Скучища была дикая. Или стой на месте, опираясь на герлыгу, или сиди. Сакман скучился в излучине Куберлэ, собаки спят. Переговорили обо всём, Спели все песни, чем немало удивили собак. Скорее всего, они такого ещё не слыхивали, чабаны ведь поют иначе, не орут на всю степь. Скука. Накурились до одури. Всё равно скука, а ещё неделю торчать здесь. Кормёжка приезжает ведь не каждый час. А – бал – деть! И кто бы мог подумать, что может быть так скучно? И как это чабаны выдерживают? Кто бы мог подумать, что может быть так невыносимо скучно!?

Когда скука перешла, кажется, все границы, Алим предложил курнуть плана. Котька согласился. Они заканчивали девятый класс, а Котька так и не пробовал. Сколько же можно? С девчонками целовался, а плана так и не курил.

Алим выдавил пальцем ямку в земле, воткнул сбоку соломинку, намешал смеси. Они по очереди стали затягиваться. Гадость неимоверная. А потом стало хорошо, весело. Они попрыгали, повеселились. И не заметили, как уснули.

Проснулись они от воплей и ударов нагайки, которыми осыпал их по очереди прадед Алима, решивший проведать правнука.

Прадеду Алима было не то девяносто восемь, не то девяносто пять лет, он и сам точно не знал. Да и зачем, одни неприятности. Вот он собрался жениться, а эти сопляки шестидесятилетние сказали его избраннице, что ему за девяносто. Наверно, они в свои шестьдесят уже не мужчины! Он мужчина, какая разница, сколько ему лет?! Нехорошо мужчине без женщины. Конечно, он нашёл другую, умную, ей главное, чтобы мужчина был. А то: сколько лет, сколько лет?

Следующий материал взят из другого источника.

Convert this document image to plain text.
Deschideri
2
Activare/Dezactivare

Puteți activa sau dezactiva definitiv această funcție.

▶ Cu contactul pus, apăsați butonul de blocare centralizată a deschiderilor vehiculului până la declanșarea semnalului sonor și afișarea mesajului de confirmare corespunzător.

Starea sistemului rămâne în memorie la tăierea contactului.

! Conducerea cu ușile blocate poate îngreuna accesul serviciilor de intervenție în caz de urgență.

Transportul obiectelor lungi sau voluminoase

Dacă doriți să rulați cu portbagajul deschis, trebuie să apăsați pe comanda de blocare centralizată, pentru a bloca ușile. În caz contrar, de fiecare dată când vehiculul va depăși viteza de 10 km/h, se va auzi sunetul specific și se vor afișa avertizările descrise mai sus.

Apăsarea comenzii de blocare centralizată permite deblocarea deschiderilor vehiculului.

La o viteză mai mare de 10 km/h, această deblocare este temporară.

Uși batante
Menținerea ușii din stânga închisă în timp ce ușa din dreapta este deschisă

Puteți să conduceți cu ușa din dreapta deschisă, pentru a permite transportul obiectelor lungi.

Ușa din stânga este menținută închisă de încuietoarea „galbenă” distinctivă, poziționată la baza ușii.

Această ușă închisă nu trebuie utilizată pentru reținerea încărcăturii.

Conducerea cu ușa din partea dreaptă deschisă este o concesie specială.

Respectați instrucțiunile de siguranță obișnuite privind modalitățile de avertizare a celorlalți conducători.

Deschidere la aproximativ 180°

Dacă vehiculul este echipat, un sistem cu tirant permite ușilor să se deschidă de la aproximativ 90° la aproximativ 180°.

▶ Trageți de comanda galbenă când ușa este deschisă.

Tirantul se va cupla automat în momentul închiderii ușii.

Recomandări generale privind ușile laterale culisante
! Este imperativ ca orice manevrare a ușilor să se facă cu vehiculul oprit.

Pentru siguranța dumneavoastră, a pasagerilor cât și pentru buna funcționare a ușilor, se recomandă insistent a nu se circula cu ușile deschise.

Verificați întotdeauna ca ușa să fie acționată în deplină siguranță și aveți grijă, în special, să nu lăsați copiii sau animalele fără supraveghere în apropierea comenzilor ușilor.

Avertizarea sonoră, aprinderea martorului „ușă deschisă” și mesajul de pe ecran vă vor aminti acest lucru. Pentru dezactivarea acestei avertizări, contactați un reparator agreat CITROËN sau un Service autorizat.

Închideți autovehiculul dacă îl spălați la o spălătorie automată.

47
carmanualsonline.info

Дед переживал “медовый месяц”, был счастлив и всем доволен. А тут, увидев ямку с соломинкой и двух спящих “чабанов”, всё понял и рассвирепел.

Проснувшись, мальчишки рванули в разные стороны. Алиму дед крикнул: “Стоять, собака трусливая!” А Котьку, догнав в несколько в несколько прыжков коня, лупил нагайкой, пока тот не упал. Тогда дед принялся за Алима. Когда Алим поднял руки, защищая лицо, дед заорал: “Если мужчина, опусти руки, пёс паршивый!” – и продолжал бить.

Потом сказал: ”Идите к доктору. Если он вас простит, ты вернёшься домой. Не простит, иди, куда хочешь.”

Доктором был Котькин отец. Точнее, ветеринаром. А идти надо было километров сорок. Да ещё неизвестно, чем всё кончится, учитывая бешеный нрав и лошадиную силу Котькиного отца.

Они пошли, не очень представляя, куда идти по степи. Где – то там, вон там, кажется, была Шонуста, а за ней Джурак, а потом, километров через двадцать, мост через Куберлэ, а потом Котькин дом.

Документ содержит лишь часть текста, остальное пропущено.